Where This Tool Is Honest About Its Limits

  1. 01

    We can't simulate every vendor's exact parser. Workday, Greenhouse, and the others each run their own extraction rules, and small details, how they handle hyphenated dates or unusual bullet characters, can differ between them. What every system shares is the four failure modes above. Fix those, and you've fixed what actually matters everywhere.

  2. 02

    Parsing cleanly isn't the whole game. Most ATS software ranks and filters rather than auto-rejecting outright. A resume that parses perfectly can still rank low if it's missing the keywords a recruiter searches for. This page fixes one failure mode. Our keyword scanner fixes the other.

Who built this

Rohith Reddy Jarugu, builder of ATS Resume Checker. Ten years in software hiring, 500+ interviews conducted, now building career tools full time. LinkedIn

ATS Resume Parser FAQs

Everything about what an ATS extracts from your resume and why. Have another question? Contact us and we'll help.

What is an ATS resume parser?

An ATS resume parser is the part of hiring software that reads your resume file and turns it into structured data, your name, contact details, work history, education, and skills, before a recruiter or ranking algorithm ever sees it. This page runs that same extraction step and shows you the result directly.

Is this resume parser free? Do I need to sign up?

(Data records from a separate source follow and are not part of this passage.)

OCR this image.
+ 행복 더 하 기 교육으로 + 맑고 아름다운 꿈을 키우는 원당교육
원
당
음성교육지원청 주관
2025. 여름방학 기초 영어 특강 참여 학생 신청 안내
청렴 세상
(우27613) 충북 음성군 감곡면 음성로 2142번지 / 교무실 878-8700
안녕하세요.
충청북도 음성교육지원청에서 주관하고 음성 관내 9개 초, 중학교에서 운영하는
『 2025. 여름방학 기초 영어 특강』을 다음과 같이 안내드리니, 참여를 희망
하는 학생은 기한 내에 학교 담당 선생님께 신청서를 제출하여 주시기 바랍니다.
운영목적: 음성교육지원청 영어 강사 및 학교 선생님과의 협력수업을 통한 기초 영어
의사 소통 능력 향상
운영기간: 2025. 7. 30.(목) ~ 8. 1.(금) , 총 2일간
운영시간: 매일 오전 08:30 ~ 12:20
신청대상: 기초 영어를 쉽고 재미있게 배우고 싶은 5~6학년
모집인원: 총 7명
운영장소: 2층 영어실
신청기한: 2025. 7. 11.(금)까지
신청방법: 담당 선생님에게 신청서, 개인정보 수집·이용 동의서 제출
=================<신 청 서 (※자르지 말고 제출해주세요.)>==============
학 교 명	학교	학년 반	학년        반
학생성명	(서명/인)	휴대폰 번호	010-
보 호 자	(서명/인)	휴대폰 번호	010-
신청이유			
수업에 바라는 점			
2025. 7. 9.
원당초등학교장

Yes, completely free, with no signup and no limit on how many times you use it. Your file is parsed on your own device, so there's nothing to upload and nothing for us to store.

Why does the raw text look jumbled or out of order?

That's usually a formatting problem in your original file, most often a table or a multi-column layout. Parsers read the order the file was built in, not the order your eyes follow on the page, so columns and table cells can come out mixed together.

Does this tool give me an ATS score?

No, and that's on purpose. This page shows you what got extracted, not a verdict on how good your resume is. For a 0-100 ATS score and 30+ checks, run our free ATS resume checker.

Do tables and images really break ATS parsing?

Images of text always do. No ATS parser we know of, including the one behind this page, can read text baked into a picture. Tables often do too, since converting a grid of cells into a flat line of text easily scrambles the order.

Does a parsing problem mean my resume gets automatically rejected?

Usually not automatically, but it has a similar effect. Most ATS software ranks and filters resumes rather than rejecting them outright, but if your contact details or work history didn't parse, your resume ranks too low for a recruiter to ever scroll to it. The outcome feels identical to a rejection even though no system technically rejected you.

Is my resume stored or shared when I use this tool?

No. Parsing happens entirely in your browser tab, using JavaScript that runs on your device. Your resume is never uploaded, stored, or shared, even if you close the tab immediately after.